Vereadores de Foz do Iguaçu devem dobrar seus salários neste mês graças ao pagamento de jetom pelas cinco sessões extraordinárias programadas para a semana. A Câmara Municipal pagará R$ 3 mil de salário para os 21 vereadores, mais R$ 3 mil para quem comparecer em todas as convocações extras. Os pagamentos farão com que os parlamentares passem o Reveillon com R$ 6 mil.

Esta não é a primeira vez que vereadores de Foz são agraciados com jetom. Além da remuneração normal, eles receberam R$ 1,2 mil pelas duas sessões extraordinárias de janeiro, R$ 2,4 mil pelas quatro sessões de fevereiro e R$ 3 mil pelas cinco extras de julho.

A possibidade de dobrar o salário passou a existir depois de uma manobra política feita no ano passado com objetivo de compensar a redução do salário de R$ 4,5 mil para os atuais R$ 3 mil. Durante a antiga legislatura, a gratificação foi reajustada em 552%, subindo de R$ 92 para R$ 600 valor equivalente a mais de três salários mínimos. O abono é pago para cada sessão realizada no recesso parlamentar (de 15 de janeiro a 15 de fevereiro e de 1º a 31 de julho). O jetom deixa de ser pago somente a partir da sexta extraordinária num mesmo mês.

O reajuste do jetom aumentou de forma assustadora as despesas da Câmara Municipal de Foz com as sessões extraordinárias deste ano em relação às realizadas em 2000. No ano passado, a Casa gastou R$ 24.300,00 com a realização de 17 sessões extraordinárias. Neste ano, a estimativa é que o gasto seja de R$ 190 mil. O vereador Chico Brasileiro (PCdoB) foi o único a abdicar do benefício, recusando o recebimento em janeiro.
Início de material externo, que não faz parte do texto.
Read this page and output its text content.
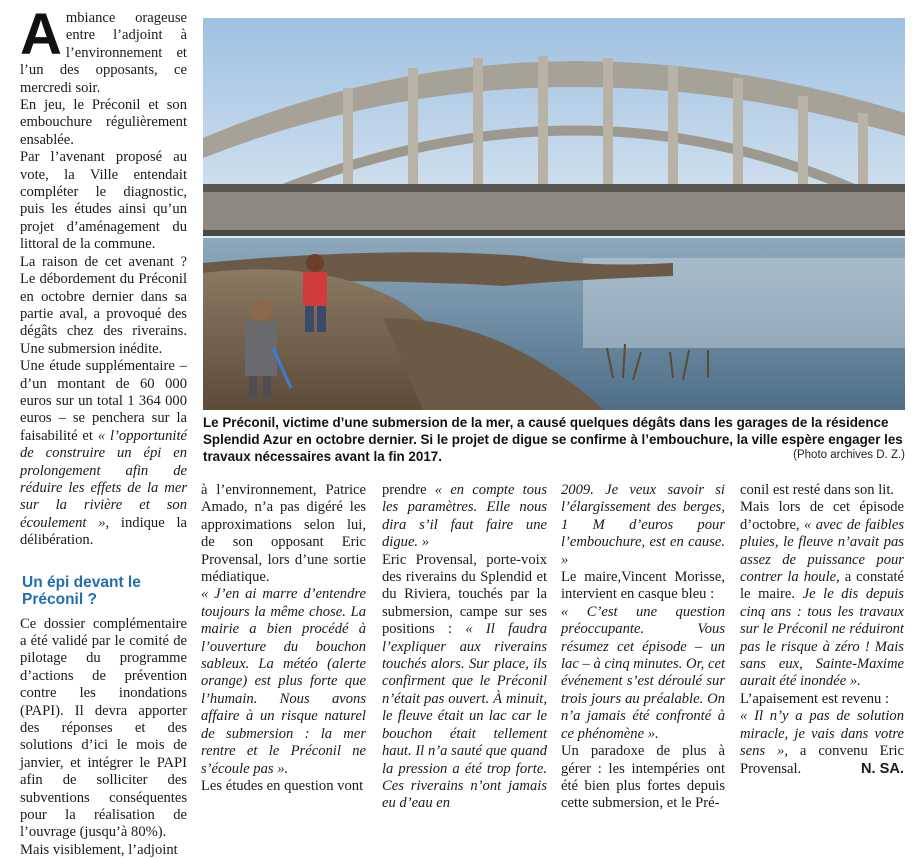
Ambiance orageuse entre l’adjoint à l’environnement et l’un des opposants, ce mercredi soir.

En jeu, le Préconil et son embouchure régulièrement ensablée.

Par l’avenant proposé au vote, la Ville entendait compléter le diagnostic, puis les études ainsi qu’un projet d’aménagement du littoral de la commune.

La raison de cet avenant ? Le débordement du Préconil en octobre dernier dans sa partie aval, a provoqué des dégâts chez des riverains. Une submersion inédite.

Une étude supplémentaire – d’un montant de 60 000 euros sur un total 1 364 000 euros – se penchera sur la faisabilité et « l’opportunité de construire un épi en prolongement afin de réduire les effets de la mer sur la rivière et son écoulement », indique la délibération.

Un épi devant le Préconil ?

Ce dossier complémentaire a été validé par le comité de pilotage du programme d’actions de prévention contre les inondations (PAPI). Il devra apporter des réponses et des solutions d’ici le mois de janvier, et intégrer le PAPI afin de solliciter des subventions conséquentes pour la réalisation de l’ouvrage (jusqu’à 80%).

Mais visiblement, l’adjoint

Le Préconil, victime d’une submersion de la mer, a causé quelques dégâts dans les garages de la résidence Splendid Azur en octobre dernier. Si le projet de digue se confirme à l’embouchure, la ville espère engager les travaux nécessaires avant la fin 2017.	(Photo archives D. Z.)

à l’environnement, Patrice Amado, n’a pas digéré les approximations selon lui, de son opposant Eric Provensal, lors d’une sortie médiatique.

« J’en ai marre d’entendre toujours la même chose. La mairie a bien procédé à l’ouverture du bouchon sableux. La météo (alerte orange) est plus forte que l’humain. Nous avons affaire à un risque naturel de submersion : la mer rentre et le Préconil ne s’écoule pas ».

Les études en question vont

prendre « en compte tous les paramètres. Elle nous dira s’il faut faire une digue. »

Eric Provensal, porte-voix des riverains du Splendid et du Riviera, touchés par la submersion, campe sur ses positions : « Il faudra l’expliquer aux riverains touchés alors. Sur place, ils confirment que le Préconil n’était pas ouvert. À minuit, le fleuve était un lac car le bouchon était tellement haut. Il n’a sauté que quand la pression a été trop forte. Ces riverains n’ont jamais eu d’eau en

2009. Je veux savoir si l’élargissement des berges, 1 M d’euros pour l’embouchure, est en cause. »

Le maire,Vincent Morisse, intervient en casque bleu :

« C’est une question préoccupante. Vous résumez cet épisode – un lac – à cinq minutes. Or, cet événement s’est déroulé sur trois jours au préalable. On n’a jamais été confronté à ce phénomène ».

Un paradoxe de plus à gérer : les intempéries ont été bien plus fortes depuis cette submersion, et le Pré-

conil est resté dans son lit.

Mais lors de cet épisode d’octobre, « avec de faibles pluies, le fleuve n’avait pas assez de puissance pour contrer la houle, a constaté le maire. Je le dis depuis cinq ans : tous les travaux sur le Préconil ne réduiront pas le risque à zéro ! Mais sans eux, Sainte-Maxime aurait été inondée ».

L’apaisement est revenu :

« Il n’y a pas de solution miracle, je vais dans votre sens », a convenu Eric Provensal.	N. SA.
O adicional também coloca os iguaçuenses numa situação de ''vantagem'' em relação colegas dos maiores municípios do Paraná (Curitiba, Londrina, Maringá, Ponta Grossa e Cascavel). Em nenhum desses municípios, os vereadores recebem jetom. Os parlamentares curitibanos, que também tinham direito ao subsídio, derrubaram a lei por unanimidade no dia 26 de junho.

Os primeiros jetons deste ano causaram polêmica na cidade. O Sindicato dos Servidores Públicos de Foz do Iguaçu (Sismufi) classificiou os pagamentos de ''imorais''. Pressionada, a Mesa Diretora consultou o Tribunal de Contas (TC) do Paraná sobre a legalidade da matéria. Parecer favorável, embasado num artigo da Constituição Federal, manteve a benefício.

Em março, novas manifestações contrárias levaram os membros da Comissão de Legislação, Justiça e Redação a propor a redução do jetom de R$ 600 para R$ 200. A idéia tomava como base o salário (R$ 3 mil), dividido pelos 30 dias do mês, o que daria R$ 100 por dia. Sobre esse valor seria acrescido de 100% de horas-extras pelo serviços durante o recesso. A proposta continua no papel até hoje.